Así, mientras Fischer y Spassky encarnan la tensión entre dos sistemas, dos personalidades, dos miradas antagónicas en torno a la configuración del mundo, el personaje del muchacho, como espectador, redondea la partida con sus interrogantes. "El personaje de Elena Rayos tiene significados muy diferentes", apunta Sarachu. "Por ejemplo, hay gente que ha visto en el personaje del muchacho la representación del espectador, que sigue en directo lo que está ocurriendo en el escenario; o incluso, hay gente que se ha planteado si no es el propio autor en escena, que escribe y observa el desarrollo de su obra". "Creo que son todas estas posibilidades lo que convierten esta obra en una gran obra", afirma. "Nosotros, a día de hoy, aún seguimos encontrando nuevas lecturas cuando volvemos a interpretarla". "Y es la manera de escribir de Juan lo que abre tantos espacios para que el lector vuelque sus fantasías".

Para Mayorga, quien concentra sus vertientes matemática y teatral en un solo texto, este es su segundo ejercicio como director, que resuelve en la metáfora del ajedrez porque "este arte, como la vida misma, consiste en memoria e imaginación". "Creo que Juan Mayorga es el dramaturgo del siglo XXI", afirma Rayos. "Su maestría hace posible que cada persona descubra en la obra una capa diferente, como hemos visto en los coloquios que hacemos después de las funciones". "También creo que los tres personajes ayudamos a que la dramaturgia de esta función sea aún más redonda si cabe", añade. "Creo que, por su grandeza, Reikiavik se seguirá representando durante mucho tiempo con otros actores y que cada uno le dará su punto de vista, pero siento, al mismo tiempo, que lo que conseguimos los tres en esta aventura es algo muy especial".

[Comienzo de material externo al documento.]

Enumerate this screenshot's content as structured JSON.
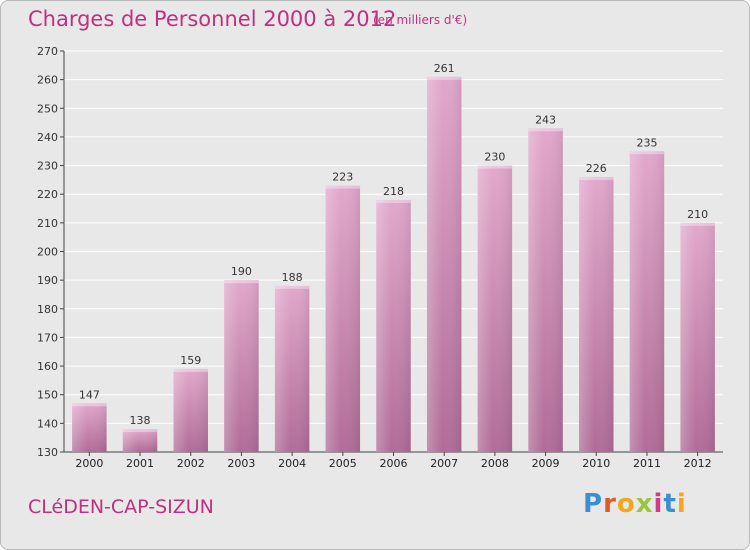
{
  "header": {
    "title": "Charges de Personnel 2000 à 2012",
    "subtitle": "(en milliers d'€)"
  },
  "footer": {
    "commune": "CLéDEN-CAP-SIZUN",
    "logo_text": "Proxiti",
    "logo_letters": [
      {
        "char": "P",
        "color": "#3a8fd0"
      },
      {
        "char": "r",
        "color": "#e05a28"
      },
      {
        "char": "o",
        "color": "#f2a81d"
      },
      {
        "char": "x",
        "color": "#9bc53d"
      },
      {
        "char": "i",
        "color": "#d13c86"
      },
      {
        "char": "t",
        "color": "#3a8fd0"
      },
      {
        "char": "i",
        "color": "#f2a81d"
      }
    ]
  },
  "colors": {
    "accent": "#c0307f",
    "bar_top": "#e2a8cc",
    "bar_bottom": "#b06c97",
    "plot_bg": "#e8e8e8",
    "grid": "#ffffff"
  },
  "chart_data": {
    "type": "bar",
    "title": "Charges de Personnel 2000 à 2012",
    "subtitle": "(en milliers d'€)",
    "xlabel": "",
    "ylabel": "",
    "categories": [
      "2000",
      "2001",
      "2002",
      "2003",
      "2004",
      "2005",
      "2006",
      "2007",
      "2008",
      "2009",
      "2010",
      "2011",
      "2012"
    ],
    "values": [
      147,
      138,
      159,
      190,
      188,
      223,
      218,
      261,
      230,
      243,
      226,
      235,
      210
    ],
    "ylim": [
      130,
      270
    ],
    "yticks": [
      130,
      140,
      150,
      160,
      170,
      180,
      190,
      200,
      210,
      220,
      230,
      240,
      250,
      260,
      270
    ],
    "grid": true,
    "data_labels": true,
    "legend": "none"
  }
}
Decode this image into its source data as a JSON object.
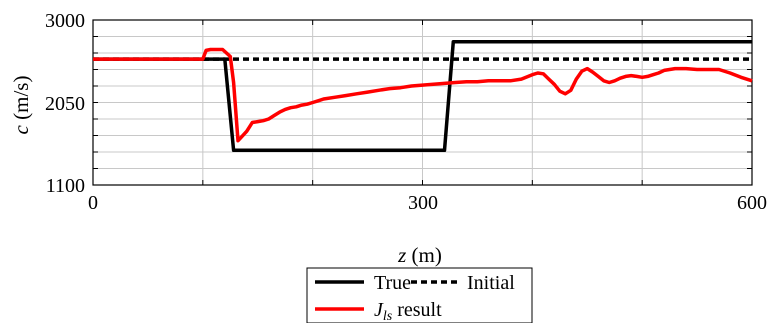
{
  "chart_data": {
    "type": "line",
    "xlabel": "z (m)",
    "xlabel_var": "z",
    "xlabel_unit": "(m)",
    "ylabel": "c (m/s)",
    "ylabel_var": "c",
    "ylabel_unit": "(m/s)",
    "xlim": [
      0,
      600
    ],
    "ylim": [
      1100,
      3000
    ],
    "xticks": [
      0,
      300,
      600
    ],
    "xtick_labels": [
      "0",
      "300",
      "600"
    ],
    "yticks": [
      1100,
      2050,
      3000
    ],
    "ytick_labels": [
      "1100",
      "2050",
      "3000"
    ],
    "grid": true,
    "x_grid": [
      0,
      100,
      200,
      300,
      400,
      500,
      600
    ],
    "y_grid": [
      1100,
      1290,
      1480,
      1670,
      1860,
      2050,
      2240,
      2430,
      2620,
      2810,
      3000
    ],
    "legend_position": "below",
    "series": [
      {
        "name": "True",
        "color": "#000000",
        "style": "solid",
        "x": [
          0,
          120,
          128,
          320,
          328,
          600
        ],
        "y": [
          2550,
          2550,
          1500,
          1500,
          2750,
          2750
        ]
      },
      {
        "name": "Initial",
        "color": "#000000",
        "style": "dashed",
        "x": [
          0,
          600
        ],
        "y": [
          2550,
          2550
        ]
      },
      {
        "name": "J_ls result",
        "name_main": "J",
        "name_sub": "ls",
        "name_rest": " result",
        "color": "#ff0000",
        "style": "solid",
        "x": [
          0,
          100,
          103,
          107,
          118,
          125,
          128,
          132,
          135,
          140,
          145,
          150,
          155,
          160,
          165,
          170,
          175,
          180,
          185,
          190,
          195,
          200,
          205,
          210,
          220,
          230,
          240,
          250,
          260,
          270,
          280,
          290,
          300,
          310,
          320,
          330,
          340,
          350,
          360,
          370,
          380,
          390,
          400,
          405,
          410,
          415,
          420,
          425,
          430,
          435,
          440,
          445,
          450,
          455,
          460,
          465,
          470,
          475,
          480,
          485,
          490,
          495,
          500,
          505,
          510,
          515,
          520,
          530,
          540,
          550,
          560,
          570,
          580,
          590,
          600
        ],
        "y": [
          2550,
          2550,
          2650,
          2660,
          2660,
          2580,
          2280,
          1610,
          1650,
          1720,
          1820,
          1830,
          1840,
          1860,
          1900,
          1940,
          1970,
          1990,
          2000,
          2020,
          2030,
          2050,
          2070,
          2090,
          2110,
          2130,
          2150,
          2170,
          2190,
          2210,
          2220,
          2240,
          2250,
          2260,
          2270,
          2280,
          2290,
          2290,
          2300,
          2300,
          2300,
          2320,
          2370,
          2390,
          2380,
          2320,
          2260,
          2180,
          2150,
          2190,
          2320,
          2410,
          2440,
          2400,
          2350,
          2300,
          2280,
          2300,
          2330,
          2350,
          2360,
          2350,
          2340,
          2350,
          2370,
          2390,
          2420,
          2440,
          2440,
          2430,
          2430,
          2430,
          2390,
          2340,
          2300
        ]
      }
    ]
  }
}
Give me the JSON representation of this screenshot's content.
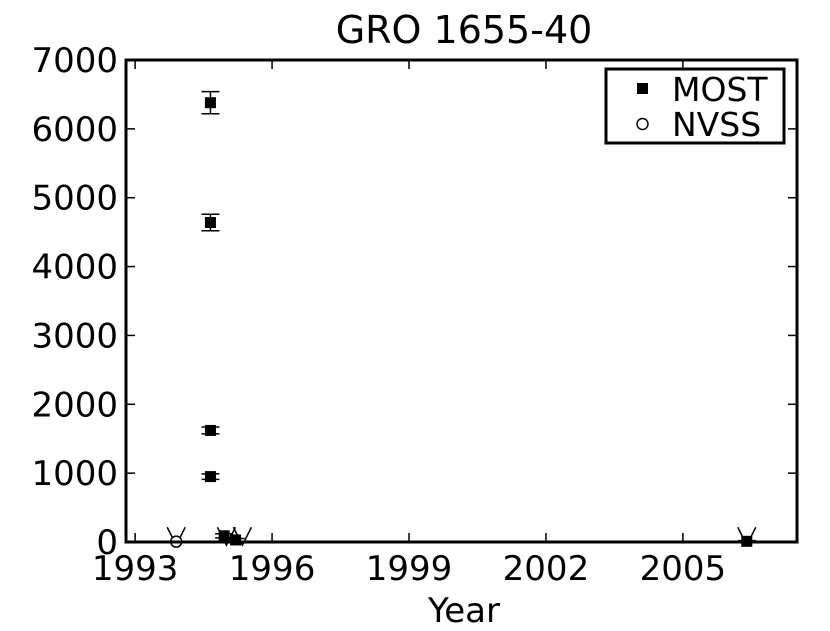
{
  "chart_data": {
    "type": "scatter",
    "title": "GRO 1655-40",
    "xlabel": "Year",
    "ylabel": "",
    "xlim": [
      1992.8,
      2007.5
    ],
    "ylim": [
      0,
      7000
    ],
    "xticks": [
      1993,
      1996,
      1999,
      2002,
      2005
    ],
    "yticks": [
      0,
      1000,
      2000,
      3000,
      4000,
      5000,
      6000,
      7000
    ],
    "grid": false,
    "legend": {
      "placement": "top-right",
      "entries": [
        "MOST",
        "NVSS"
      ]
    },
    "series": [
      {
        "name": "MOST",
        "marker": "filled-square",
        "points": [
          {
            "x": 1994.65,
            "y": 6380,
            "err": 160
          },
          {
            "x": 1994.65,
            "y": 4640,
            "err": 120
          },
          {
            "x": 1994.65,
            "y": 1620,
            "err": 50
          },
          {
            "x": 1994.65,
            "y": 950,
            "err": 40
          },
          {
            "x": 1994.95,
            "y": 90,
            "err": 30
          },
          {
            "x": 1995.2,
            "y": 30,
            "err": 20
          },
          {
            "x": 2006.4,
            "y": 10,
            "err": 10
          }
        ]
      },
      {
        "name": "NVSS",
        "marker": "open-circle",
        "points": [
          {
            "x": 1993.9,
            "y": 5
          }
        ]
      }
    ],
    "upper_limits": [
      {
        "x": 1993.9,
        "y": 40
      },
      {
        "x": 1995.0,
        "y": 40
      },
      {
        "x": 1995.35,
        "y": 40
      },
      {
        "x": 2006.4,
        "y": 40
      }
    ]
  }
}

Por su parte, Sarachu defiende que "aunque es una obra difícil para los actores, por la cantidad de personajes que recorre, también es una obra exigente para el espectador, pero eso debe ser positivo". "Creo que es bueno que el espectador se lance a ver obras más exigentes, que le impliquen, que activen sus resortes y le embarquen de una manera activa", concluye. En definitiva, que el teatro, como el ajedrez, brinde a un tiempo pensamiento, reto y diversión.